In this case, /dev/sda is the physical volume, and / is a volume created and mounted on the physical volume. It doesn’t matter whether you call it a “subvolume”, and there is another reason: each snapshot is a subvolume in its own right and can be mounted at any time. But let’s put this aside for a while. Let’s go back to the root /. According to the usual file hierarchy, we will have file systems such as /etc, /usr/local, /usr, /var, /home. Let’s stop at the latter. There we not only save our user configurations, but all the files. In particular, those that we download and save, whether large or small. So if we take snapshots of our system, it is very likely that we want /home to be left out, because otherwise the snapshots would be too large to be useful because they would eat up our disk space very quickly. So we tell the system “hey, don’t take snapshots of /home”, and we do that by mounting a specific subvolume for /home. But it is important to understand here that the physical space for / and /home is the same. If you have 900 GB free in / you will have them in /home, and if you have 20 GB free in /home you will have them in /. And if you run out of space, you either delete files or you will have to add more physical space to the volume (subvolume) /
Although you can use subvolumes for more things, the truth is that preventing them from taking up space in snapshots is probably the most common thing to do. The confusion comes from the fact that from btrfs’ point of view, everything is a subvolume. For example, the location of the snapshots themselves. That is what makes it possible for you to ask the system to mount a snapshot taken two months ago as / and to boot the system like this. So you can think of what you mount on / as “the main subvolume” and the others as “subvolumes within the original subvolume” and it might be easier to understand it that way.
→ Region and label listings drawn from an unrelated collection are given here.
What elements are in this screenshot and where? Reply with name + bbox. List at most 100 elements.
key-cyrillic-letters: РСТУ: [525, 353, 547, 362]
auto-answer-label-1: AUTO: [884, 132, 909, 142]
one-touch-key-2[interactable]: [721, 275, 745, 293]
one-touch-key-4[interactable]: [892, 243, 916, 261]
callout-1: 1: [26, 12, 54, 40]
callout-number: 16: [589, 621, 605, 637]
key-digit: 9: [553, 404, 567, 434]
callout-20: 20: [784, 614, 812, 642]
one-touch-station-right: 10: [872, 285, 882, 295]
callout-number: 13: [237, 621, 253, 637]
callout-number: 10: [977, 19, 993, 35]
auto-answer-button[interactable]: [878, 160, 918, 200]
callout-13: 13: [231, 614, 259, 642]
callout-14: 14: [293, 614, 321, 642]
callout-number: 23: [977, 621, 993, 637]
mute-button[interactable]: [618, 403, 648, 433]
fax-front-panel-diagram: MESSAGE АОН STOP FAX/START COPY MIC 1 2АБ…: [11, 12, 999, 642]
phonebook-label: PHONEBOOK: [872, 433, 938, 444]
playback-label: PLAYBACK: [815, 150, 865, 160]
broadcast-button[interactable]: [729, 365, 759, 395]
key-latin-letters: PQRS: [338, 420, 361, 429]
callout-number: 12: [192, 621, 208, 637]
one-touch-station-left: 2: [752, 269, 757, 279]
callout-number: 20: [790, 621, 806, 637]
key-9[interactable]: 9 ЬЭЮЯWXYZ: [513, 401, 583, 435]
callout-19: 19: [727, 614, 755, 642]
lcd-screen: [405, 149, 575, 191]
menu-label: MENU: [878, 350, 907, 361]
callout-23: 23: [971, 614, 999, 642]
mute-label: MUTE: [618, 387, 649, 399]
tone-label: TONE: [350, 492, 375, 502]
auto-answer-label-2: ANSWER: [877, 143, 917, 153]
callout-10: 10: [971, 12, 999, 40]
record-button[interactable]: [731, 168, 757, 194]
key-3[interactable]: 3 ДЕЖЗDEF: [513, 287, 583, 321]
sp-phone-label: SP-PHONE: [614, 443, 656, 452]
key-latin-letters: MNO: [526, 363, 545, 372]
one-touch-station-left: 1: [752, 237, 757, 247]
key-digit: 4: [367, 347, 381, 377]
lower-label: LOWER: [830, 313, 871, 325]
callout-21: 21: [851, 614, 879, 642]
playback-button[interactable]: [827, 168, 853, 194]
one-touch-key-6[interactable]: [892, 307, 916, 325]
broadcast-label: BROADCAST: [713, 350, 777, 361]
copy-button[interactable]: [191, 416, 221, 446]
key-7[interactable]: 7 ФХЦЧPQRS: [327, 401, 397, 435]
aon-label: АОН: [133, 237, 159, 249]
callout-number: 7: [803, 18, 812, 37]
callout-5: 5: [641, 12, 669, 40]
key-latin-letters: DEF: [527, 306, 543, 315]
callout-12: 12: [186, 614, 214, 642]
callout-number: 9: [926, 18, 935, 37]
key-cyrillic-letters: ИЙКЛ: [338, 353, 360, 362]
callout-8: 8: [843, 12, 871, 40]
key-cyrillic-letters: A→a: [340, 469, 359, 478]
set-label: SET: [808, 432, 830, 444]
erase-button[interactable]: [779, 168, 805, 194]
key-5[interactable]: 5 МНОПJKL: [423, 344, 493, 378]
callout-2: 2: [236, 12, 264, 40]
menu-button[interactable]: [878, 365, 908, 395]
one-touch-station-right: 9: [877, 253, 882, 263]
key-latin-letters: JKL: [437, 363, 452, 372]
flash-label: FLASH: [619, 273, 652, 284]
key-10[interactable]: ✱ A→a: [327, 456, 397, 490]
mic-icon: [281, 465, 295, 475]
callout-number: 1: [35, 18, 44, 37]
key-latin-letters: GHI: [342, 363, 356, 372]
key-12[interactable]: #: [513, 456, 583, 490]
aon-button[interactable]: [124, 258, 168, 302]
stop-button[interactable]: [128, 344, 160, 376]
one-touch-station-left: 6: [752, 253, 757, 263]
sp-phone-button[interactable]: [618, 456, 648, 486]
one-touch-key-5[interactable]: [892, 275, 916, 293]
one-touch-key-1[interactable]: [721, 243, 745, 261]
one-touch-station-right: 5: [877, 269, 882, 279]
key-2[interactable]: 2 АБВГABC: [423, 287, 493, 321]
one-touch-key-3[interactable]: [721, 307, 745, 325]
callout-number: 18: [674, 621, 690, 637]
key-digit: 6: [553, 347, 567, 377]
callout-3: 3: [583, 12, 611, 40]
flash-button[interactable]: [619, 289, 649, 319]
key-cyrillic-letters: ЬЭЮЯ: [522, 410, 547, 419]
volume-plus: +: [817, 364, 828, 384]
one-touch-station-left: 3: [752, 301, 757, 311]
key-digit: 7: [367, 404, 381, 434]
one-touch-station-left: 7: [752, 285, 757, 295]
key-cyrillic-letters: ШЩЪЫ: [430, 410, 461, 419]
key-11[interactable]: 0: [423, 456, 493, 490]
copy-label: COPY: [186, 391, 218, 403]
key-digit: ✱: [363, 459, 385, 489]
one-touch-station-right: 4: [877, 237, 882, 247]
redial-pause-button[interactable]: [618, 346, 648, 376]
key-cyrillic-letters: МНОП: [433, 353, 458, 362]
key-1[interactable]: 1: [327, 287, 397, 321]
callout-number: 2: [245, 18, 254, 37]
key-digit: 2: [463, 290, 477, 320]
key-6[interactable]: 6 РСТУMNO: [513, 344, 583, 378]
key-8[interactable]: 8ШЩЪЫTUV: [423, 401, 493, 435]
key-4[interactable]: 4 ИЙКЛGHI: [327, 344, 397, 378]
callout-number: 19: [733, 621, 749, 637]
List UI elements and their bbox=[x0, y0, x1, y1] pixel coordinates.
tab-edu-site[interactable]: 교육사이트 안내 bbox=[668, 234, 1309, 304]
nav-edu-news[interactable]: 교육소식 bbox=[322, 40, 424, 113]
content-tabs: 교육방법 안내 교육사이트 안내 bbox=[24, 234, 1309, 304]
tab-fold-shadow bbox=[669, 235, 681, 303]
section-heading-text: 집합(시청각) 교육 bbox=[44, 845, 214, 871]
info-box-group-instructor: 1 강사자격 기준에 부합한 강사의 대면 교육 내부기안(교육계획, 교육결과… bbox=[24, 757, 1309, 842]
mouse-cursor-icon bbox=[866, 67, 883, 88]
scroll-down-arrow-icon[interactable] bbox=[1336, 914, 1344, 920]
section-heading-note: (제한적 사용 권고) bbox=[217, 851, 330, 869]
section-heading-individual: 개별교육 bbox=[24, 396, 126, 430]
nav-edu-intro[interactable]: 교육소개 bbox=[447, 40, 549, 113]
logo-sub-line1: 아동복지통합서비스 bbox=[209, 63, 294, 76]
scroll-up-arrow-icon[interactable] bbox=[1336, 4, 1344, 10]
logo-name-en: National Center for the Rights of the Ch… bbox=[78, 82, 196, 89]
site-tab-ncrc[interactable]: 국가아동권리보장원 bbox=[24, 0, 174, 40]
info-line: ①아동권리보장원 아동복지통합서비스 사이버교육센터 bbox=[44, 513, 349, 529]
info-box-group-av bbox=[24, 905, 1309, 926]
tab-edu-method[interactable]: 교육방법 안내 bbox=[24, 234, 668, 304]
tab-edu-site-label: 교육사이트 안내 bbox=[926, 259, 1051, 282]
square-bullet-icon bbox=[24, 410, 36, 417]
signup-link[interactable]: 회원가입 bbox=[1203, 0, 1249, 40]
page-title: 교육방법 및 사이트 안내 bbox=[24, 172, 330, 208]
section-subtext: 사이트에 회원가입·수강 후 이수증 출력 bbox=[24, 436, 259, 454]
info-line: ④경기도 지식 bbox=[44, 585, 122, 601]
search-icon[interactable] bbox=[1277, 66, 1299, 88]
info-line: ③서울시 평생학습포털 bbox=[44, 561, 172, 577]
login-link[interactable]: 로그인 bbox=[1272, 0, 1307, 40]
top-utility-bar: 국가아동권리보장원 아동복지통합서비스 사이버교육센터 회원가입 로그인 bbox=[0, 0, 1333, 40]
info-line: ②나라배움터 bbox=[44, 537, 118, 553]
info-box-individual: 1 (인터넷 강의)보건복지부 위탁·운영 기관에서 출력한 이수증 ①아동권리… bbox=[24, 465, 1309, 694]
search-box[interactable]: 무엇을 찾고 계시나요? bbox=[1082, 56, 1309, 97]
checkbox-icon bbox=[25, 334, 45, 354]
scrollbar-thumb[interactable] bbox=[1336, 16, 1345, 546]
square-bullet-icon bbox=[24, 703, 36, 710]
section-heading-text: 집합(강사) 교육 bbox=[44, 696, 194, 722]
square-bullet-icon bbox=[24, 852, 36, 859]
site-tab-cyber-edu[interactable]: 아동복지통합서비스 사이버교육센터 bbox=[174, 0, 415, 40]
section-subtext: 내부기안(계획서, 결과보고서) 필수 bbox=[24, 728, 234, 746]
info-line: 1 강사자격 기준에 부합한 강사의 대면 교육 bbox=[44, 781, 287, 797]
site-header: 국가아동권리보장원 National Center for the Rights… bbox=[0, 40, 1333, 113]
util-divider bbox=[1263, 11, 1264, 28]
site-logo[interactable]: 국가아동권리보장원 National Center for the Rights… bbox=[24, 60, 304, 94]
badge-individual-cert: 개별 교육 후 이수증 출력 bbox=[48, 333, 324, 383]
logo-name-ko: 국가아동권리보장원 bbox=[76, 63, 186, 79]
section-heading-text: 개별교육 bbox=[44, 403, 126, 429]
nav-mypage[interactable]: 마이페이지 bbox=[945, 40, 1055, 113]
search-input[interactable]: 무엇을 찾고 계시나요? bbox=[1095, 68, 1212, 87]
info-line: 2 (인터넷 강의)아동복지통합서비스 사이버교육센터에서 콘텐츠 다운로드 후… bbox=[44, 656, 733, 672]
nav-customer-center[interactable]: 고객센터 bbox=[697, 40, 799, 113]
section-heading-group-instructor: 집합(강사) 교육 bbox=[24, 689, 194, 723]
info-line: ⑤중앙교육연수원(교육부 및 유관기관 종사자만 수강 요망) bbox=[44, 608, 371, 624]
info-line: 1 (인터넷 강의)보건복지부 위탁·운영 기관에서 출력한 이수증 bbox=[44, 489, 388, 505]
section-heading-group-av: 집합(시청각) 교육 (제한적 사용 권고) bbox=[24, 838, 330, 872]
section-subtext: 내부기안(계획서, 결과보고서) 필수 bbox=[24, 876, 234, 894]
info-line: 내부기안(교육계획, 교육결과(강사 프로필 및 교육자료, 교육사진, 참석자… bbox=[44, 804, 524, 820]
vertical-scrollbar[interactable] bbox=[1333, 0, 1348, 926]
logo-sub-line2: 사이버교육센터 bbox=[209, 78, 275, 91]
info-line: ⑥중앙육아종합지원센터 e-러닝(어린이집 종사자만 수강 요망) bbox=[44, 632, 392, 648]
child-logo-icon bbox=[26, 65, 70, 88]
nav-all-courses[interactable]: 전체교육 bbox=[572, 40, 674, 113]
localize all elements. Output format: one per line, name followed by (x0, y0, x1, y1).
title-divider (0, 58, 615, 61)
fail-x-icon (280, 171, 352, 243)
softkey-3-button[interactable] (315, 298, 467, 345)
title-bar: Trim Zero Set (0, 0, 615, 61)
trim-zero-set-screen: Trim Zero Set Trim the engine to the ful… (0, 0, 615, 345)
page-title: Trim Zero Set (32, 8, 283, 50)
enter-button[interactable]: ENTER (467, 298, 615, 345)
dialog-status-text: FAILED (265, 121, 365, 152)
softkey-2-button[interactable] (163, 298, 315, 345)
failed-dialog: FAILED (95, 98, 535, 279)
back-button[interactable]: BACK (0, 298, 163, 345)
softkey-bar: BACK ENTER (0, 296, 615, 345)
Curiously, it is how you would expect it to work: if you do not use subvolumes, you do not expect to have to distribute space between /, /var, /usr… well with subvolumes this is still the case: you have everything or nothing.
That said, one of the cool things about btrfs is that you can always resize the main subvolume. You have a Windows computer to which you have added Linux to a partition at the end of the disk and you want to incorporate the space that Windows occupied: easy, there are two ways to do it: delete the partitions, create one and add it to / and the other consists of simply incorporate the partitions a/as-is. You can add or remove partitions or even entire disks (physical space) to/regardless of their physical location. You can have, for example, three partitions of one disk and two full disks. In this case, your “volume” (or main subvolume) would be made up of:
- /dev/sda2 (1GB)
- /dev/sda3 (50GB)
- /dev/sdb (1000GB)
- /dev/sdc (2000 GB)
That would be a 3051 GB btrfs volume (you could call it, for example, root-osuse) and you could mount it as /, and as options you can tell it to create subvolumes for /var/log, /usr/local and /home. In that case, you would have 3051 GB available for the entire system, be it /, /home, /var/log or /usr/log. It may be that you work with multimedia projects and suddenly in /home/tux/projects/ you have files that occupy 3000 GB and in that case you will quickly run out of space on the system. But no problem: you can add a new 4000 GB /dev/sdd disk and add it to “osuse-root” and now you will have a total space of 7051 GB for the entire system and about 4000 GB free (plus whatever you still had free ).
Ok, as far as I know you can’t give a name like osuse-root to the main volume and I’ve simply used that rhetorical device because I think it’s easier to explain it that way. Now go to YaST → System → Partitioner and take a look, look at the left column. Among other things, you will have two related entries: one is disks and another is btrfs. Check the difference between the two. That’s the way it works. In CLI, to indicate btrfs that you need change the main volume, you use “filesystem [mount-point]”.